Nelson Figueroa's mid-career renaissance is now on it's last legs. The Astros have officially designated the veteran pitcher for assignment.
Maybe the Astros should've seen this divorce coming. The journeyman reliever has never stayed on the same club for more than two years at a time.
The Astros scooped Figeruoa once he was dumped by the Mets and soon thereafter by the Phillies. History would say that picking up a twice-released player would not yield productive results. But Figueroa defied the odds and proved to be a feel-good story for a sunk Astros season.
In 2010, hitters batted .20 points lower against Figueroa than his career averages, and his ERA plummeted to 3.22 despite career averages over 4.5. Figueroa's BABIP and BB/9 shrank while his K/9 skyrocketed, and Figueroa was, for the first time, succeeding in the majors as a starting pitcher. He went 5-3 and was a crucial part of the Astros rotation.
He walked out of this year's Spring Training as the fifth man in the rotation. Really anything but a face-plant would suffice expectations.
But Figueroa face-planted to start the season. Games became quicksand for Nelson Figueroa as he failed to relive last year's success story. He was sent to the bullpen at the end of April; Brad Mills and co. hoped such a move would stop the bleeding. But batters continued teeing off the journeyman pitcher.

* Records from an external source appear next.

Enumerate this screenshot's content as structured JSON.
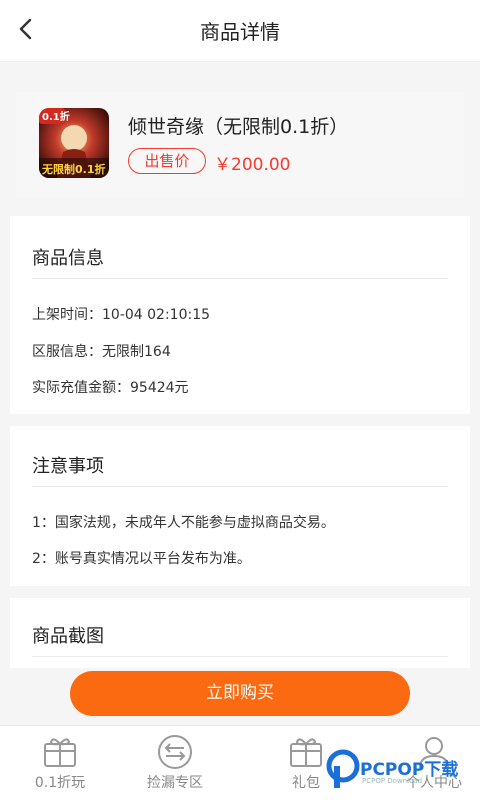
{
  "header": {
    "title": "商品详情"
  },
  "product": {
    "name": "倾世奇缘（无限制0.1折）",
    "badge": "出售价",
    "price": "￥200.00",
    "icon_badge": "0.1折",
    "icon_caption": "无限制0.1折"
  },
  "info": {
    "title": "商品信息",
    "rows": [
      {
        "label": "上架时间：",
        "value": "10-04 02:10:15"
      },
      {
        "label": "区服信息：",
        "value": "无限制164"
      },
      {
        "label": "实际充值金额：",
        "value": "95424元"
      }
    ]
  },
  "notes": {
    "title": "注意事项",
    "items": [
      "1：国家法规，未成年人不能参与虚拟商品交易。",
      "2：账号真实情况以平台发布为准。"
    ]
  },
  "screenshots": {
    "title": "商品截图"
  },
  "buy_button": "立即购买",
  "tabs": [
    {
      "label": "0.1折玩",
      "icon": "gift-box-icon"
    },
    {
      "label": "捡漏专区",
      "icon": "exchange-arrows-icon"
    },
    {
      "label": "礼包",
      "icon": "gift-box-icon"
    },
    {
      "label": "个人中心",
      "icon": "user-icon"
    }
  ],
  "watermark": {
    "text": "PCPOP下载",
    "sub": "PCPOP Download"
  },
  "colors": {
    "accent": "#fb6a10",
    "price_red": "#f43b2e",
    "watermark_blue": "#1b6fd8"
  }
}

In four relief innings, Figueroa failed to show any signs of life. He gave up five runs on eight hits and three walks. He's now given up 28 runs in 29 innings, also giving up an alarming 45 hits and 16 walks in that same span.
It'll be interesting to see if Figueroa accepts his demotions to the minors, and that's assuming no one picks him up. The only glimmer of hope for Figueroa is that the Astros have no one else to turn to. Really, no one. They called me last weekend but I declined. I'd rather write for SB Nation Houston than be a part of the Astros bullpen.